Monday, October 4

20 weeks

I’m not sure what Beck was thinking when she gave me the assignment. I still don’t know, now that I’ve completed it and turned it in. But it sure does seem odd that she would ask me to be the one to write the article on SHARE, a support organization for women who have experienced miscarriages, stillbirth, or newborn loss.

Maybe she thinks I’m a big girl and, as a reporter, I should be able to put my personal experience aside, bow into the wind, and do my duty.
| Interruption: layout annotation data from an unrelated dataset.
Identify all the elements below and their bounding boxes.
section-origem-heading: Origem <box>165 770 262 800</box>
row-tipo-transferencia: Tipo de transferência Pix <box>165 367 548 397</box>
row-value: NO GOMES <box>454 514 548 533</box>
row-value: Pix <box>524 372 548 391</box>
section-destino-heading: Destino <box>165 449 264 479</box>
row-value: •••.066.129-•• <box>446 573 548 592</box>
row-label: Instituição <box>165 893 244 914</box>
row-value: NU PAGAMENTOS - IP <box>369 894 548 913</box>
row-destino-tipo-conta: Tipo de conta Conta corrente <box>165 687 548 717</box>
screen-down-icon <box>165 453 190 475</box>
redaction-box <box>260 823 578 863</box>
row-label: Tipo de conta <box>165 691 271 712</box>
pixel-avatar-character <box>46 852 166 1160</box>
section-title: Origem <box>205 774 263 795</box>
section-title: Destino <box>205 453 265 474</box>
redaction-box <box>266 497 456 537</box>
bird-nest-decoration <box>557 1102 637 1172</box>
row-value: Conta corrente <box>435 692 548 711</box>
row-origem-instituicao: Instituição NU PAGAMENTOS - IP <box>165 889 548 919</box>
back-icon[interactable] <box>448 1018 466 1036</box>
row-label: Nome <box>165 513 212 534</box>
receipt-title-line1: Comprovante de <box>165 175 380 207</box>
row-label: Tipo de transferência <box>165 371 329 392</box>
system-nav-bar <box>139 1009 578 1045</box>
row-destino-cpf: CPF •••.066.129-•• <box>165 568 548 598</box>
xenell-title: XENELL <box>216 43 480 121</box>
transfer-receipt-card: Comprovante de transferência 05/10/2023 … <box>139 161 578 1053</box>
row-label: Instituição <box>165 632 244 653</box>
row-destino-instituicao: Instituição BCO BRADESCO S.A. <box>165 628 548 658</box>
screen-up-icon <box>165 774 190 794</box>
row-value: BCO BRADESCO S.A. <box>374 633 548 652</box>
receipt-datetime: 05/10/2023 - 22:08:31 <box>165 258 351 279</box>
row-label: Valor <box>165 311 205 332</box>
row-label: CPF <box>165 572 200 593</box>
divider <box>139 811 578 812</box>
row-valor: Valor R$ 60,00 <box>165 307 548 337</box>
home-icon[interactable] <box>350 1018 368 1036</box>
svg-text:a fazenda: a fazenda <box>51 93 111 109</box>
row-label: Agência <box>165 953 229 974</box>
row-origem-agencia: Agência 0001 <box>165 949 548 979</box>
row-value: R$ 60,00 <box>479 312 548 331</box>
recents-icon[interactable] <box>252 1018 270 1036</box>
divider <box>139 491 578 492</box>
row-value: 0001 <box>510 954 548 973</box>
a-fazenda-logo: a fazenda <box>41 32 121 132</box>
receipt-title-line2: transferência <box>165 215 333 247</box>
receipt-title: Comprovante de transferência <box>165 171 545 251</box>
After all, how could she have known that the person I would wind up interviewing would have miscarried at twenty weeks… exactly the same place that I’m at in my own pregnancy?

It was so sad to hear the woman, Sherry, and her husband, Roy, recount their story. It was their first child (another similarity to my pregnancy) and they were so excited.

Everything had been fine, there was no warning, and then… BAM! On the day they went to the doctor to find out the sex of the baby, they not only found that they were to have a girl, but they also learned her kidneys had ceased working. What should have been a day of rejoicing became a day of sorrow.

It’s been seven years since that terrible day. They went on to experience two more pregnancies, neither with any complications whatsoever. Now they are the parents of a vivacious, beautiful girl named Mallory, 5, and a towheaded youngster who is the epitome of “all boy,” Harry, 3. And yet, there is still a pallor, a sadness, that hangs over this couple.

I don’t dare tell Chip any of this, as he’s an even bigger worrywart than I am. I’m trying to keep the emotions about the story at bay, to stop drawing any more comparisons, and I’m certainly putting the kibosh on dwelling on this any more than I have to.

But at the same time, I wish Beck had exercised a bit more discernment in assigning me this task.